The hunt for new music has also featured heavily in my daily routine. It is a difficult time for artists to release new music. The usual promotional routine of live dates, in-store performances and meet-and-greets, and press interviews are either impossible or made significantly more difficult. Fortunately, as somebody who writes about new music, I have access to whatever is coming out and have a greater opportunity to discover the gems that may otherwise evade me. I’ve never been too bothered about Laura Marling’s music, but her new record – Song For Our Daughter –  is a wonderful collection that has forced me to re-evaluate her back catalogue. Damien Jurado’s What’s New, Tomboy? took a little time to click, but once it did, I became entirely hooked on it. And Fiona Apple released Fetch The Bolt Cutters, which received reviews that were very difficult to live up to, but after repeated listens it is certainly making hay in doing so.

There have also been those acts who I didn’t know or knew very little of. Forever Honey’s Pre-Mortem High EP is a great early look at a band for whom I’m excited to hear a full album from. I Break Horses’ Warnings is another one that I’ve been very much enjoying. The best record I’ve listened to though is Eve Owen’s Don’t Let The Ink Dry. No album has touched me so profoundly for a long time. It has soundtracked my early morning coffee in the garden, my daily exercise through the Welsh countryside, and my late night solitude while my family sleep upstairs. In all settings, it has sounded nothing less than stunning, and has been one of my favourite lockdown companions.
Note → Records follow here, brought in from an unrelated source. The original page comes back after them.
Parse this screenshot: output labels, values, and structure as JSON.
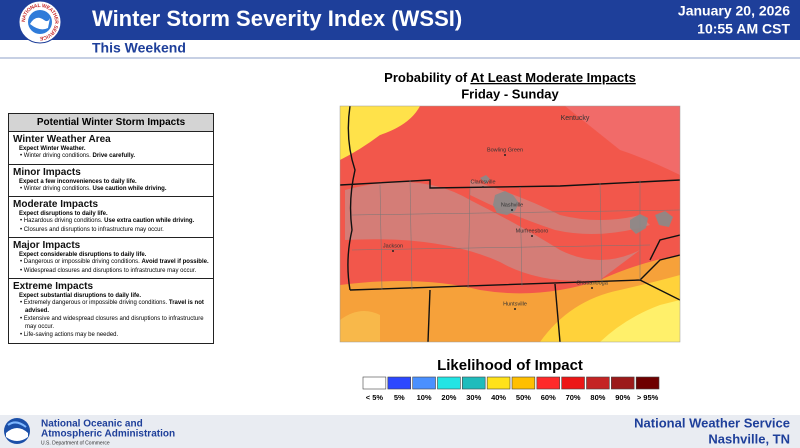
{
  "header": {
    "title": "Winter Storm Severity Index (WSSI)",
    "subtitle": "This Weekend",
    "date": "January 20, 2026",
    "time": "10:55 AM CST",
    "logo_text": "NATIONAL WEATHER SERVICE"
  },
  "impacts": {
    "title": "Potential Winter Storm Impacts",
    "levels": [
      {
        "name": "Winter Weather Area",
        "lead": "Expect Winter Weather.",
        "bullets": [
          [
            {
              "t": "Winter driving conditions. "
            },
            {
              "t": "Drive carefully.",
              "b": true
            }
          ]
        ]
      },
      {
        "name": "Minor Impacts",
        "lead": "Expect a few inconveniences to daily life.",
        "bullets": [
          [
            {
              "t": "Winter driving conditions. "
            },
            {
              "t": "Use caution while driving.",
              "b": true
            }
          ]
        ]
      },
      {
        "name": "Moderate Impacts",
        "lead": "Expect disruptions to daily life.",
        "bullets": [
          [
            {
              "t": "Hazardous driving conditions. "
            },
            {
              "t": "Use extra caution while driving.",
              "b": true
            }
          ],
          [
            {
              "t": "Closures and disruptions to infrastructure may occur."
            }
          ]
        ]
      },
      {
        "name": "Major Impacts",
        "lead": "Expect considerable disruptions to daily life.",
        "bullets": [
          [
            {
              "t": "Dangerous or impossible driving conditions. "
            },
            {
              "t": "Avoid travel if possible.",
              "b": true
            }
          ],
          [
            {
              "t": "Widespread closures and disruptions to infrastructure may occur."
            }
          ]
        ]
      },
      {
        "name": "Extreme Impacts",
        "lead": "Expect substantial disruptions to daily life.",
        "bullets": [
          [
            {
              "t": "Extremely dangerous or impossible driving conditions. "
            },
            {
              "t": "Travel is not advised.",
              "b": true
            }
          ],
          [
            {
              "t": "Extensive and widespread closures and disruptions to infrastructure may occur."
            }
          ],
          [
            {
              "t": "Life-saving actions may be needed."
            }
          ]
        ]
      }
    ]
  },
  "map": {
    "title_prefix": "Probability of ",
    "title_underlined": "At Least Moderate Impacts",
    "subtitle": "Friday - Sunday",
    "places": [
      "Kentucky",
      "Bowling Green",
      "Clarksville",
      "Nashville",
      "Murfreesboro",
      "Jackson",
      "Huntsville",
      "Chattanooga"
    ]
  },
  "legend": {
    "title": "Likelihood of Impact",
    "labels": [
      "< 5%",
      "5%",
      "10%",
      "20%",
      "30%",
      "40%",
      "50%",
      "60%",
      "70%",
      "80%",
      "90%",
      "> 95%"
    ],
    "colors": [
      "#ffffff",
      "#2c48ff",
      "#4a90ff",
      "#22e4e4",
      "#1fbcbc",
      "#ffe21a",
      "#ffbf00",
      "#ff2a2a",
      "#ec1616",
      "#c42424",
      "#9c1a1a",
      "#6e0000"
    ]
  },
  "footer": {
    "agency_line1": "National Oceanic and",
    "agency_line2": "Atmospheric Administration",
    "department": "U.S. Department of Commerce",
    "office": "National Weather Service",
    "location": "Nashville, TN"
  }
}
Nobody knows when this pandemic will end. We use phrases like ‘when all this is over’ on a daily basis, trying to project ourselves into a future where we can hug our parents or loved ones again. Where we can eat at a restaurant, go for a pint with our mates, or just pop to see someone for a brew and a chat. For those of us for whom music holds such a profound place in our lives, we also want to be able to return to our favourite record shops and flick through those beautiful racks filled with a million dreams and ideas. We want to return to a place where we can pack into a sweaty venue to listen to a band or artist in their purest form. We want to reconnect with the community who share our affinity for these sonics companions. Most of all, we want to feel alive, but it is important to remember that we are while many others are not so lucky. So while we’re living in the ‘Upside Down’, don’t dwell on what we had before, or what feels so out of reach right now. Drop the needle on a brilliant record, take a chance on an album or artist you may never have listened to otherwise, or simply fill your days with whatever makes you happy. We are all in this together, and nothing connects people like music. Stay safe everyone.